Choosing your radiant heat manifold

How does a Radiant Heat Manifold works?

Manifolds (also known as Radiant Heat Manifold) are used to distribute and collect the water circulating in the radiant heating system. Radiant heat PEX manifolds have a double structure: Supply Manifold and Return Manifold. Supply manifold serves as the input manifold, distributing the hot water from the boiler to its various outlets. These outlets are connected to the various PEX loops delivering hot water to the PEX tubing layout. As hot water circulates through the floor PEX layout and cools off, it returns back to the Return Manifold. The Return Manifold serves as a collector and directs the cold water to the heat source.

We categorize radiant heat manifolds based on the number of outlets on the structure. Typically, manifolds have between 2 to 12 pairs of outlet. We sometimes refer to outlets as ports, branches or loops. A circuit is a PEX circulation loop, referring to a closed PEX layout connecting to the Supply and Return manifold ports.

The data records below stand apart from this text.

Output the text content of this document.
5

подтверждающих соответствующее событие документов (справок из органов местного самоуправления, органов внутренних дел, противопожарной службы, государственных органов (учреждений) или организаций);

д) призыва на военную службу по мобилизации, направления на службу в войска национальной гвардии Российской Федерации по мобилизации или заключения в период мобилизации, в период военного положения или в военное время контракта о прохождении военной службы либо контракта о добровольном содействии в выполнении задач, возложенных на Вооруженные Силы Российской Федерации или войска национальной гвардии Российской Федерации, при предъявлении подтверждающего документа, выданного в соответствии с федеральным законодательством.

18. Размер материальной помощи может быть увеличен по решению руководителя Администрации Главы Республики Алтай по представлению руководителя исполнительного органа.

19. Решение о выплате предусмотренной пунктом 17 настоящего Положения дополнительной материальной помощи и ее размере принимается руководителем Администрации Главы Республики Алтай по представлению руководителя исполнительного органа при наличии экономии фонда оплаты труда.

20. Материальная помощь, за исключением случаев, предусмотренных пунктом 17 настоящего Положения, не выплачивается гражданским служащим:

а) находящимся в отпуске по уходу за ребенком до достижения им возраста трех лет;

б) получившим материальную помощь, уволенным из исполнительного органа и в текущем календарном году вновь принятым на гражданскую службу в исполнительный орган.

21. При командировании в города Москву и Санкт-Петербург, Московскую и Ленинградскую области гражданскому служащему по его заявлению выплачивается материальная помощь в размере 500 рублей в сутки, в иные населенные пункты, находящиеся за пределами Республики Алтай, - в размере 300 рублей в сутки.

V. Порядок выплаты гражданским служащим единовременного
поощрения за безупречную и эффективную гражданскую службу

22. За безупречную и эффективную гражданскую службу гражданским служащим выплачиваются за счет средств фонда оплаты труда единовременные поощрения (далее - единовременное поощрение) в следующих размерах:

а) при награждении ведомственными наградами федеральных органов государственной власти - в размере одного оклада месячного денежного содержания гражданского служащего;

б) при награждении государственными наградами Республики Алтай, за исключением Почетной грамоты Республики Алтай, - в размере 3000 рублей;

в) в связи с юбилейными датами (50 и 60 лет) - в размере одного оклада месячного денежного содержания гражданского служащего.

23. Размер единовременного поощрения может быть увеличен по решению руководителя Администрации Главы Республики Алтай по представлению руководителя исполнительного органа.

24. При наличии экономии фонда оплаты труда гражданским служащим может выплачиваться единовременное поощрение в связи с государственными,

A zone is made of one or several circuits. The zone PEX layout usually refers to a single area or space which may be controlled by an independent thermostat.

Ecosolaris Manifold

Components associated to radiant heat manifolds.

Manifolds are delivered with a range of components which insure proper operation and reliability. Let’s review this list:


There devices are scaled-readers allowing to monitor the volume water flowing through the radiant manifold’s outlets. Flowmeters are used to balance the flow of water in the various circuits. The visible part of a flowmeter is an engineered plastic graduated cylinder. You will see a flowmeter on each manifold port. Inside the cylinder a float indicates the water flow rate in the specific PEX loop connected to the manifold port. Water flow rate is graduated in Gallons per minute (GPM). Although non-essential, a manifold without flowmeters makes it very difficult to balance water flow in the various circuits of the system.

Balancing valves

These valves allow to manually regulate the water flow inside the manifold. Each manifold outlet has its own valve, allowing increasing or reducing the flow through the loop. These adjustments are done to adjust the flow of hot water in the individual loops, consequently impacting on the temperature of that specific zone. These outlets adjustments have an impact on the entire heat flow of the manifold and its distribution, by modifying heat distribution in all the loops.

Air Vents

Air vents are used to eliminate air accumulated inside the circuits. This component is essential on radiant heating manifolds. Most modern manifolds have an automatic air vents. The air vents will automatically bleed the air, as it accumulates. In a standard configuration, the manifold must be located at a higher position that the PEX circuits. The air will accumulate by gravity in the manifold and will become available for bleeding. If this configuration is not possible and the manifold is located below the PEX circuits, other types of purging mechanisms are required. It is recommended to have a pair of air vents, one on each manifold. This allows to obtain a more flexible unit, in term of installation.

Isolation ball valves

Thes valves are used to shut-off the water circulation in the supply and return lines. Standard ball valves (red and blue) are used, offering Πturn handle. Standard ball valve has one end with a union-type connection to be attached to the manifold. The other end is a 1 inch NTP female inlet.

Drain Valves

Drain valves are used to drain the radiant heating system, during the scheduled maintenance. These valves allow an easier purge and fill of the system.


A namifold is equipped with 2 thermometers. They are positionned on the return and the supply manifolds. They allow to measure the water temperature coming out from the boiler and moving through the various floor loops and compare it with the water returning to the manifold. The delta (the difference between the hot water leavng the manifold and the cooler water returning to the boiler) is an indication how well your system is operating. Your installer will be able to indicate the best configuration for optimal heating performance.